The documentation mentioned the QoS classes, but which class(es) (or relative priorities) would I pick?

Code Block c
pthread_set_qos_class_self_np(QOS_CLASS_UTILITY, 0);


The existing classifications don't really map well, the work is user-initiated (i.e. they launched a console application), but not a GUI program. Would I use 4 threads with QOS_CLASS_UTILITY and 4 with QOS_CLASS_BACKGROUND? Would I just use UTILITY with relative priority for performance vs. efficiency cores?

Replies

Were you able to solve this? I'm looking to do some research on related topics and this would be what I need to make my research feasible.
Nope, but I hope to be able to do some experiments on real hardware once by DTK replacement arrives.

I've been investigating a similar issue with my codebase.

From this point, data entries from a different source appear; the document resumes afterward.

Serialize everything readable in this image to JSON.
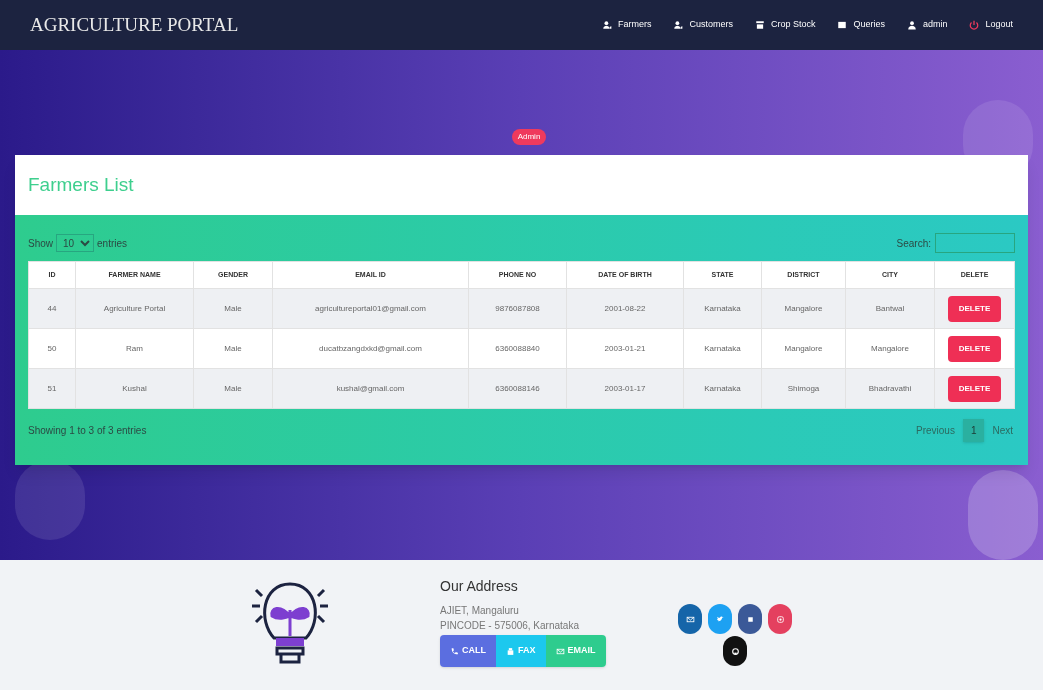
{
  "brand": "AGRICULTURE PORTAL",
  "nav": [
    {
      "label": "Farmers"
    },
    {
      "label": "Customers"
    },
    {
      "label": "Crop Stock"
    },
    {
      "label": "Queries"
    },
    {
      "label": "admin"
    },
    {
      "label": "Logout"
    }
  ],
  "badge": "Admin",
  "card": {
    "title": "Farmers List",
    "show_label": "Show",
    "entries_value": "10",
    "entries_label": "entries",
    "search_label": "Search:",
    "columns": [
      "ID",
      "FARMER NAME",
      "GENDER",
      "EMAIL ID",
      "PHONE NO",
      "DATE OF BIRTH",
      "STATE",
      "DISTRICT",
      "CITY",
      "DELETE"
    ],
    "rows": [
      {
        "cells": [
          "44",
          "Agriculture Portal",
          "Male",
          "agricultureportal01@gmail.com",
          "9876087808",
          "2001-08-22",
          "Karnataka",
          "Mangalore",
          "Bantwal"
        ],
        "action": "DELETE"
      },
      {
        "cells": [
          "50",
          "Ram",
          "Male",
          "ducatbzangdxkd@gmail.com",
          "6360088840",
          "2003-01-21",
          "Karnataka",
          "Mangalore",
          "Mangalore"
        ],
        "action": "DELETE"
      },
      {
        "cells": [
          "51",
          "Kushal",
          "Male",
          "kushal@gmail.com",
          "6360088146",
          "2003-01-17",
          "Karnataka",
          "Shimoga",
          "Bhadravathi"
        ],
        "action": "DELETE"
      }
    ],
    "info": "Showing 1 to 3 of 3 entries",
    "pagination": [
      {
        "label": "Previous",
        "selected": false
      },
      {
        "label": "1",
        "selected": true
      },
      {
        "label": "Next",
        "selected": false
      }
    ]
  },
  "footer": {
    "heading": "Our Address",
    "lines": [
      "AJIET, Mangaluru",
      "PINCODE - 575006, Karnataka"
    ],
    "buttons": [
      {
        "label": "CALL",
        "color": "#5b6ee0"
      },
      {
        "label": "FAX",
        "color": "#1cc8ee"
      },
      {
        "label": "EMAIL",
        "color": "#2ecc8e"
      }
    ],
    "social": [
      {
        "color": "#1565a9"
      },
      {
        "color": "#1da1f2"
      },
      {
        "color": "#3b5998"
      },
      {
        "color": "#e4405f"
      },
      {
        "color": "#111111"
      }
    ]
  }
}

In particular, as this stack overflow topic points out, when my threads are distributed across all cores with equal workload, the efficiency cores create a significant bottleneck: https://stackoverflow.com/questions/66348801/how-to-utilize-the-high-performance-cores-on-apple-silicon

I have been searching high and low for a mechanism to deal with this. It seems like disabling efficiency cores for my application would be better than the current situation.

(EDIT: Seems there's an open ticket in this thread for future readers: https://developer.apple.com/forums/thread/703361)

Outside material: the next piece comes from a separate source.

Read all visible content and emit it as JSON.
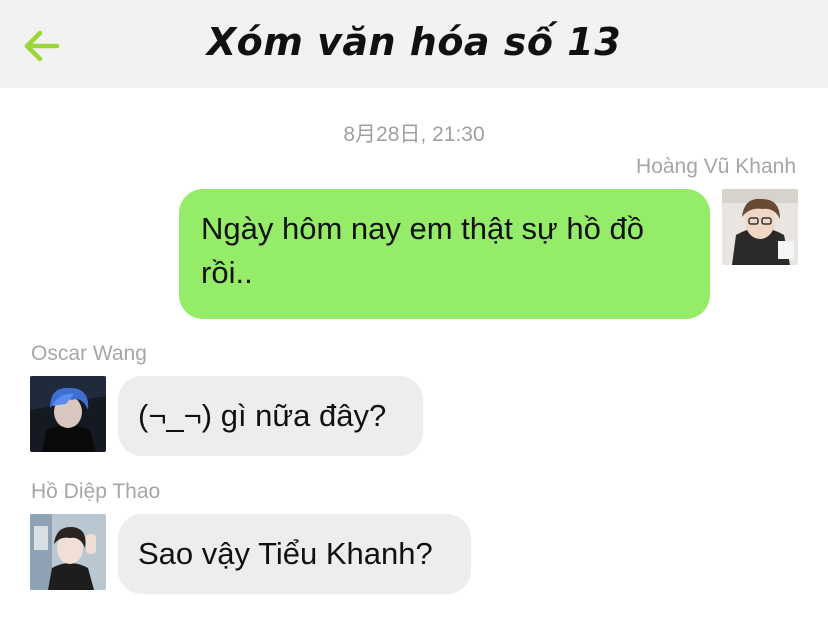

Yeah, I've been running as many threads as there are P-cores for my simulations and making sure to never yield. Unfortunately, it isn't always easy / possible to that, so I would still appreciate either a proper core affinity API, or at least a way to opt out of E-cores.

The core asymmetry can create quite annoying situations with OpenMP for example where work is equally distributed.

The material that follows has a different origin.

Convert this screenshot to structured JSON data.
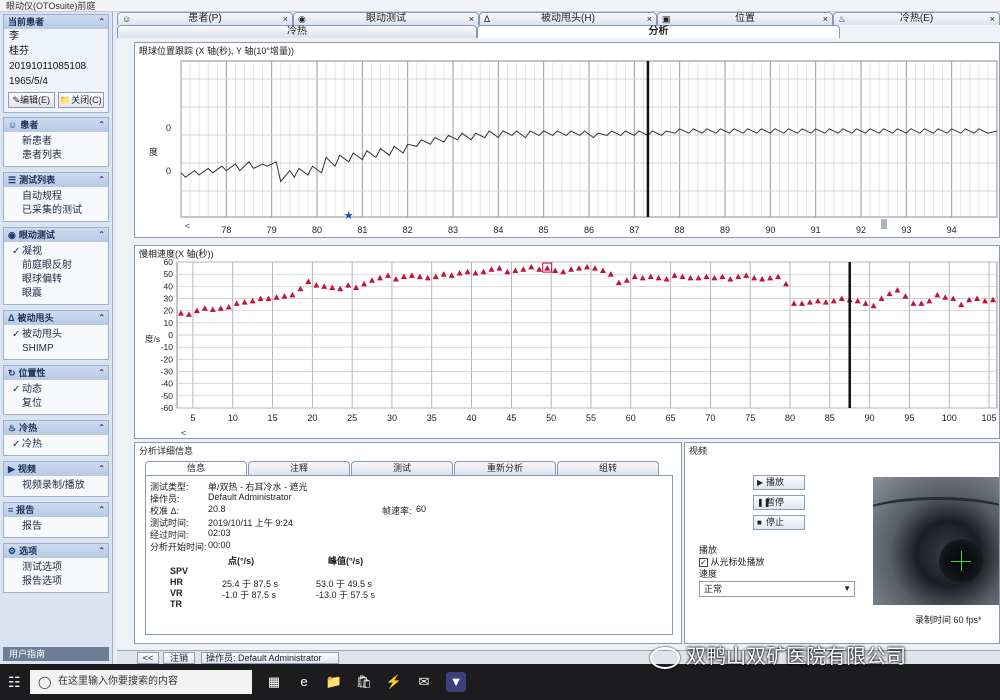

The Swit 5.7 application I’m working appears to have its @MainActor workload (which is always on the main thread) moved to the efficiency cores for no apparent reason, (only sometimes and randomly) resulting in very poor performance in rendering content in SceneKIT (lower than actual 10 FPS, all the while the instrumentation insist 60 FPS is what it is being rendered at).

The app only moves back the main thread to performance cores after either one of these actions:

  • background the app (switych to another app or the homescreen) then restore focus.
  • pull down the semi transparent (glassy) control center curtain all the way down (has to be all the way down) then dismiss it.

All non rendering code in the app executes on secondary threads using .userInteractive initiated DispatchQueue (afterwhich most code resumes on random secondary threads via awaits (async awaits everywhere) except for some code which updates the main thread parts (SceneKIT, SwiftUI stuff, etc) - variations of this: DispatchQueue.main.asyncAfter(deadline: .now() + duration, qos: .userInteractive, flags: .enforceQoS

How do I force the main thread which does the rendering to stay on the performance cores at all times or at least only while redrawing?

Possible answer: move as many secondary threads as possible lower to .userInitiated as they may have been competing with the main thread for priority. I don’t know how to trigger the behaviour to test this out.

  • Limiting how many hard working threads withTaskGroup creates to the number of total cores minus 1 could be what worked to fix this - I haven’t experienced the issue since then.

Add a Comment

Limiting how many hard working threads withTaskGroup creates to the number of total cores minus 1 could be what worked to fix this - I haven’t experienced the issue since then.

Which means work was automatically assigned or moved to performance cores and whatever was interfering (too much context switching? or smth with threads in another [system] process) could execute more smoothly on the less busier core.

  • To makes things clearer: when the issue was triggered some of the intensive CPU work was assigned to efficiency cores and remained bound to those cores until computation settled down even if computation meant multiple awaits with many small short lived workloads. That is, when things became completely idle for long enough (fraction of a second?) only then the binding of one or more of the actor threads to the efficiency cores ceased and normal performance resumed for future computation.

Add a Comment

withTaskGroup was calling multiple actors. Each actor (as of writing this) binds all its execution to a single thread.